As is commonly the case with groups of people seeking to lose weight, the sample was disproportionately female, with more than four times as many women as men. There were some differences in how men and women used the programme; notably women were more likely than men to use the online support forum, in keeping with the finding that women are more likely to use Internet communication for social support than men in relation to a variety of health issues [30, 34]. Men using the programme lost a higher percentage of their body weight than women (5.5% vs 4.5%), an effect which was independent of initial BMI and duration of website use. Gender differences in weight loss are a common observation in weight loss programmes, and both motivational and biological factors have been suggested as explanations. Men who are trying to lose weight often have a higher BMI, fewer prior weight loss attempts then women, and greater weight loss self-efficacy [31, 35]. They are also more likely than women to attempt to lose weight in response to a medical event or other health trigger; a factor which is associated with greater weight loss success in both men and women [36].

Some of the participants meeting the inclusion criteria for this study made only limited use of the programme, although all those included in the analyses registered a weight on at least two occasions at least 28 days apart. Greater engagement, in terms of frequency of diet and exercise diary use and message posting on the online forums, was associated with weight loss, suggesting that self-monitoring and social support were mechanisms through which the programme had its effect. The independent effects associated with using the online forum were small, and only seen in women, but the weight loss associated with greater food diary use was more substantial and was consistent between men and women. Although both men and women made similar use of the exercise diary facility, adherence to the exercise diary was more strongly associated with weight loss for men than women. This is in keeping with evidence that weight loss through exercise may be more effective for men than for women [37, 38].
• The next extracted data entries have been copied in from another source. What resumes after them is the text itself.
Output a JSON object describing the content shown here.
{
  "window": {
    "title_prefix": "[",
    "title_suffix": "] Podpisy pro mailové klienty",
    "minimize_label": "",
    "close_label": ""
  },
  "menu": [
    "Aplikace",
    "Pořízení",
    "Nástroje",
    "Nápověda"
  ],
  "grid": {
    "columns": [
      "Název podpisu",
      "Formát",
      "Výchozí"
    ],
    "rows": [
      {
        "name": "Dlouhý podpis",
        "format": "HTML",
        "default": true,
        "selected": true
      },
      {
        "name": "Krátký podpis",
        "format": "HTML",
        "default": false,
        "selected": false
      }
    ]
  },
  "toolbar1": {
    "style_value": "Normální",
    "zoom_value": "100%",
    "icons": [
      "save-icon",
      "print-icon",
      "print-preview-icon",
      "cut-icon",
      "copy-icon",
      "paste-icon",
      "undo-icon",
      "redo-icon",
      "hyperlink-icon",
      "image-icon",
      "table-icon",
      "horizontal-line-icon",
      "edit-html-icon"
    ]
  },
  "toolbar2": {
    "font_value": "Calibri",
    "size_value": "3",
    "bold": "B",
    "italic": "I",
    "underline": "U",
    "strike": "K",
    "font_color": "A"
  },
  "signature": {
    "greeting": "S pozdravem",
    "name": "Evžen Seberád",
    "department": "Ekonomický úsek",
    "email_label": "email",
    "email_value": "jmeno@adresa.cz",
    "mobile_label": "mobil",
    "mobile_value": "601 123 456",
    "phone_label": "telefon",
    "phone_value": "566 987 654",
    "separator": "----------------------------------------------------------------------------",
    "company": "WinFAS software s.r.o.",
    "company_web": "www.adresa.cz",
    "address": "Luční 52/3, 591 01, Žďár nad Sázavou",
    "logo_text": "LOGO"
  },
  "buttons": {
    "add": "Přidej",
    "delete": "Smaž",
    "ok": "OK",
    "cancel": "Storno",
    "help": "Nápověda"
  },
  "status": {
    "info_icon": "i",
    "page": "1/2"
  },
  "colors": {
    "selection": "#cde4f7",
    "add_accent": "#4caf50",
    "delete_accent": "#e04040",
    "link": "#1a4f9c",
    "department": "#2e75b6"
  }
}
It has been suggested that self monitoring operates by enhancing attentional focus on the desired behaviour [19, 39, 40]. The results presented here support this view, suggesting that the frequency of performing simple diet and exercise monitoring behaviour can facilitate weight loss without reference to the content of the diaries. Use of the peer-support forums was less widespread than use of the diaries, although the number of users who read the forums without posting may be much higher. Other studies have found that commercial programmes with large numbers of members offer good opportunities for peer support, and that use of such facilities is modestly associated with weight loss [41]. A decision to post messages on the forum may be prompted by a variety of different circumstances. Users can use the forums to post questions, provide information and advice to others, or seek emotional and motivational support. However, in all cases it seems likely that message posting reflects commitment to and engagement with the programme, and as such may be a marker for level of motivation. Future research should address how far forum use per se promotes or facilitates weight loss success, or whether self-selection accounts for the association between weight loss and use of online support.

The retrospective nature of this study is a limitation; however, many people seeking to lose weight do so using largely self-guided approaches and the study of engagement and outcomes in these groups may not always be compatible with the additional intervention inherent in prospective studies, or the context of a trial [16]. The effects of paying for a weight loss service (as was the case for participants in this analysis) is not clear. Previous studies of commercial programmes, which have often been in the form of RCTs, have generally involved the payment of subscription fees by the study organisers [6, 41], and it is plausible that paying for a weight loss service might affect motivation and weight loss outcomes.

This study demonstrates that engagement with self monitoring and support tools in a self-guided, direct-to-consumer, online environment is associated with weight control success.